Она нервно облизнула губы. Марк смотрел на нее, не мигая, но казалось, что он и правда лишь недавно проснулся. Они дают ему лекарства, от которых он почти все время спит?
Вопрос уже сформировался в голове, но Адель не хотела его озвучивать, стараясь увести мысли в другую сторону. И все-таки… Мог призрак говорить правду? Неужели тогда она имеет право задать вопрос, который боялась озвучить уже много-много лет.
– Ты помнишь его? – Она не смогла сказать «отца», она давно отучилась произносить это слово. Но знала, что брат поймет.
Он нахмурился и обхватил себя руками за плечи, уставился в пустоту. Ада уже почти пожалела о своем вопросе. Об этом нельзя говорить, ни в коем случае, но призрак сказал – спрашивай, а ей так всегда хотелось узнать хоть что-то. Отец ушел слишком рано, она почти его не помнила. Только руки, пахнущие сигаретным дымом и мятными леденцами. Даже лицо расплывалось в ее воспоминаниях. Лишь руки – огромные, нереально огромные в понимании ребенка.
– Я не хотел бы, чтобы ты думала о нем плохо, – помолчав, сказал Марк. Он говорил медленно и немного неуверенно. – Он ушел потому, что не мог иначе. Другого выхода не было.
– К другой женщине? У нее родился ребенок? – Ада много раз обдумывала это. Он не мог просто так их бросить, только не он. Должно было случиться что-то серьезное.
Марк почему-то улыбнулся.
– Нет, нет, Аделька. Совсем по другой причине. Может быть, когда-нибудь я тебе расскажу. Он просил рассказать. Когда-нибудь.
– Он просил? – Ада начала понимать. – Ты что, знал, что он уйдет?
В тот день мать рыдала так, как никогда в жизни.
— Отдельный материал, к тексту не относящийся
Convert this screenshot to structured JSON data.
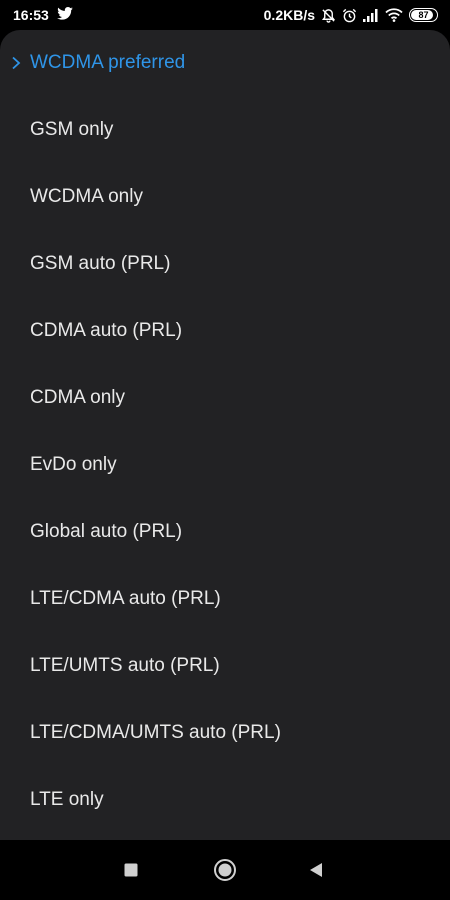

Она заламывала руки, била посуду, чем ужасно пугала маленькую Адель. Для матери это был шок. Отец ушел, ничего не сказав. Просто однажды они проснулись, а его не было. Все вещи остались дома, исчезла только одежда, в которой он собирался идти с утра на работу, ботинки и куртка. Ну и еще сам отец. Сначала они пытались что-то сделать, искать, но заявление в милиции не приняли. Что за глупость – человек, пропавший из дома? Матери говорили, что мужья уходят, и это не повод вызывать милицию. Сначала она не верила, потом смирилась.
Но никто не знал, что случилось тогда утром. Отец не оставил ни записки, ни письма. Он так никогда и не дал о себе знать. Мать обзвонила все морги и больницы, но словно по инерции, будто понимала, что не найдет его. Сначала Адель бросалась к двери и телефону при каждой трели, но вскоре перестала. Постепенно из поля зрения начали исчезать отцовские вещи – что-то выкидывалось, что-то убиралось в чулан. Вскоре нельзя было даже сказать, что в этом доме жил кто-то кроме матери, Марка и Адели. Постепенно он исчезал из памяти, как будто и не было никогда.